If we then normalize these figures into percentiles, we get:

Bend: 100%
Naples: 83%
Charlotte: 15%
Dayton: 10%
Wichita: 0%

I think it can be said with little prejudice that Bend is not just expensive, it is almost certainly the most overpriced home market in the U.S. with respect to fundamentals. Naples has higher prices, but Naples natives are an incredibly affluent lot, with hot & cold running millionaires.

Some people will get their panties in a bunch over each & every little thing with respect to how items on this list were measured & constructed. That's OK, it's meant as an exercise, not hyper-sharpened pencil-point accuracy, something that is basically impossible anyway. My own belief if that Dayton & Charlotte are representative of the "average" U.S. city, and you can see they have score WELL BELOW Bend. They are far more affordable, experienced less appreciation, and have local incomes that will probably support local home prices. In fact, Charlotte appreciation is higher in recent quarters than it was during the "Bubble Years".

My prediction is that Bend will simply revert to "normal". The problem with that is "normal" is down about 40-50% from here. There is no possible way Bend prices can stay levitated so far beyond fundamentals. Just can't happen. For Bend to stay where it is, incomes would have to explode higher, more than double. Not going to happen...

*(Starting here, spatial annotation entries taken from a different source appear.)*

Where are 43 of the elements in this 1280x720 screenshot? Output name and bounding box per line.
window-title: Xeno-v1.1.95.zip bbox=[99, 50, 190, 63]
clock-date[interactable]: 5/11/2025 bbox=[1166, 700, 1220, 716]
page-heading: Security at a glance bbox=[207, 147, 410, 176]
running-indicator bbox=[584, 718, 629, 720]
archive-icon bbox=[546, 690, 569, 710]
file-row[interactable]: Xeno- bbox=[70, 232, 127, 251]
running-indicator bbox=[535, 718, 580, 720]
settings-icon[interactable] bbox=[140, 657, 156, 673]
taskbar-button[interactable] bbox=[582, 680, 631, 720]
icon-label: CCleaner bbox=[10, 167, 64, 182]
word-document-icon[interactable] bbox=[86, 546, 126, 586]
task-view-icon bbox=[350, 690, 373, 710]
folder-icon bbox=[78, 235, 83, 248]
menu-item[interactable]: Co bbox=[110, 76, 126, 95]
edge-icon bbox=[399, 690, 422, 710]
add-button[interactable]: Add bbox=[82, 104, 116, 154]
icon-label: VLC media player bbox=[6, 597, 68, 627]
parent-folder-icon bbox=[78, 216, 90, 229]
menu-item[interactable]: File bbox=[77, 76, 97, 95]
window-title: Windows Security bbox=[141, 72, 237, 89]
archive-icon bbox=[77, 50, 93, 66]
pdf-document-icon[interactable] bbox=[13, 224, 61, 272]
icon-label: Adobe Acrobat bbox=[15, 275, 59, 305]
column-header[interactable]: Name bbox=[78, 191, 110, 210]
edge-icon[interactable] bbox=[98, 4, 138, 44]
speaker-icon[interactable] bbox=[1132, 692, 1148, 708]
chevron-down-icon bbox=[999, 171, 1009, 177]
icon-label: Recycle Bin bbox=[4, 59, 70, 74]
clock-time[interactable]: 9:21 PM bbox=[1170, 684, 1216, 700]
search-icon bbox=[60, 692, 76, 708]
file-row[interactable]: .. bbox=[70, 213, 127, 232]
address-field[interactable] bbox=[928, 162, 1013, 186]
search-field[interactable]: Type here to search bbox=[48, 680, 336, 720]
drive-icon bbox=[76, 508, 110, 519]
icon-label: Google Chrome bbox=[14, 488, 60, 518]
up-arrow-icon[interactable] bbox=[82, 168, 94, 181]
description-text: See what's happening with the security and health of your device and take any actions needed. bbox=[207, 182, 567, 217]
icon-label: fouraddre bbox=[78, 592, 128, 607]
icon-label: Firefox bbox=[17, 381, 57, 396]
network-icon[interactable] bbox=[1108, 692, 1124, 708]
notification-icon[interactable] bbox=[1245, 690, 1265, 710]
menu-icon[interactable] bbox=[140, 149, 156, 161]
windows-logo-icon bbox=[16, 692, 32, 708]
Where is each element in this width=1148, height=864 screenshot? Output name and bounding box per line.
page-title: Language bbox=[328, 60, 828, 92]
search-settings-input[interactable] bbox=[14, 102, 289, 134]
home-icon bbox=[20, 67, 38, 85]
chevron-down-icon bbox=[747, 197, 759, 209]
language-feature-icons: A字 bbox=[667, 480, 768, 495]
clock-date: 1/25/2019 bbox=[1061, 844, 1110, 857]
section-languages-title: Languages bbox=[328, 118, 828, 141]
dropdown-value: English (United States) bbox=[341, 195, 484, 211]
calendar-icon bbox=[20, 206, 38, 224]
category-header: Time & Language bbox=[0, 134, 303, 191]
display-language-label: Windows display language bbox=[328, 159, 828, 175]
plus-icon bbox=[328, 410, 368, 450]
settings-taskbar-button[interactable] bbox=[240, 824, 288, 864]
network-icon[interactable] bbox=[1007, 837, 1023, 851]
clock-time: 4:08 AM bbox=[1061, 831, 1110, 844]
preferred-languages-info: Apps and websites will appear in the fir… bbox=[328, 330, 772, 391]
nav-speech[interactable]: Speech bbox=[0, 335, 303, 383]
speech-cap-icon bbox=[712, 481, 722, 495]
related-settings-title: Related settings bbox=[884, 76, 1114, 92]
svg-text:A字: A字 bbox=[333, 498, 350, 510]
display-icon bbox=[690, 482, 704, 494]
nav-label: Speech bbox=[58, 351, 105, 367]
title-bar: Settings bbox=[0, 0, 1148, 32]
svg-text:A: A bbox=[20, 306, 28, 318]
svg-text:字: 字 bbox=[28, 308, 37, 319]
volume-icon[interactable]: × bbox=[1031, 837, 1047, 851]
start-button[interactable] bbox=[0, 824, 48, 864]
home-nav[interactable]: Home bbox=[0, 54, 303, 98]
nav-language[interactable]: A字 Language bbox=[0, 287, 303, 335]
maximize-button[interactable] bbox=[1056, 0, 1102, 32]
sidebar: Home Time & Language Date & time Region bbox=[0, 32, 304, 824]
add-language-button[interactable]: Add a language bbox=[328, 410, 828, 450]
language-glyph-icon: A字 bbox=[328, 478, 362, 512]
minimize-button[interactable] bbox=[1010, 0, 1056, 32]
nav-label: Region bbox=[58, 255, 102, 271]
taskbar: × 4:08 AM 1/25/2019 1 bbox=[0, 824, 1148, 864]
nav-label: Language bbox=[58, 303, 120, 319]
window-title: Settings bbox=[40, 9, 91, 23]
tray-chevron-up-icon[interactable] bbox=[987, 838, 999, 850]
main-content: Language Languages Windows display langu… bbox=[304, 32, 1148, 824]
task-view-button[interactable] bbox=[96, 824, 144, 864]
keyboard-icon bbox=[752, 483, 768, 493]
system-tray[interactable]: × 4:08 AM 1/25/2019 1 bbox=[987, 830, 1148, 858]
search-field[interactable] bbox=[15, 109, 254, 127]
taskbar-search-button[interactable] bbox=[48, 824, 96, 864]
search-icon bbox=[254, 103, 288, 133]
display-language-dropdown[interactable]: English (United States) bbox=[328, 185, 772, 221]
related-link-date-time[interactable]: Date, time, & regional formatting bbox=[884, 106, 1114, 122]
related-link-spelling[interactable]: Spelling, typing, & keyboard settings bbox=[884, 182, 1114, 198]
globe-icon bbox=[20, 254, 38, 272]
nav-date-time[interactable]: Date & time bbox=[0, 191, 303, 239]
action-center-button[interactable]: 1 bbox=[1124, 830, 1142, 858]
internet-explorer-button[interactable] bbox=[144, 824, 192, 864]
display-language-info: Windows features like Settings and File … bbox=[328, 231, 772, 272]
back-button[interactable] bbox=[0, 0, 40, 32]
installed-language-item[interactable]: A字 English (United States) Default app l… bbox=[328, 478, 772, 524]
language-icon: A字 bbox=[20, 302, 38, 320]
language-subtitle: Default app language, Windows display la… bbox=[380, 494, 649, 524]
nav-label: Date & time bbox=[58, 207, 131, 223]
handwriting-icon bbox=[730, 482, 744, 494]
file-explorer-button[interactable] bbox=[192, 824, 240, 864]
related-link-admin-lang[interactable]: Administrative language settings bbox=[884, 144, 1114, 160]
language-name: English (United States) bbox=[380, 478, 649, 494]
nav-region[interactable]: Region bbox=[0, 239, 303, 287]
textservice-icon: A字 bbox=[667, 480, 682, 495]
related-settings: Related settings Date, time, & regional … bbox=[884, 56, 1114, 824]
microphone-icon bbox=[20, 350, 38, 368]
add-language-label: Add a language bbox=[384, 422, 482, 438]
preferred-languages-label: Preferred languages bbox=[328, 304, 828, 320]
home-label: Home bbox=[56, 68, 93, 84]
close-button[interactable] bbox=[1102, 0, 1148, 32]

Look at the ratios of mortgage to rent payments, or prices to income: We're twice what other cities are, or more. It takes almost 60% of income to make the principal & interest payment ONLY on a median home mortgage in Bend! There's NOTHING LEFT after that! No food, no toys, no fun. Bend is a town of people who should be having fun, and came here for fun, but they are mortgage slaves. And many will find when they've had enough, that when it comes time to sell, they will either face paying much of what they've earned working in Bend to get out of their house, or foreclosure.

If you are thinking of buying, think again: Bend is so far out of touch with reality, that it'd take an unparalleled implosion to even bring us with in eyeshot of normalcy. I don't think Bend is going down because I want it to, that's just a weird idea. I think it's going down because I don't see anyway it can stay up.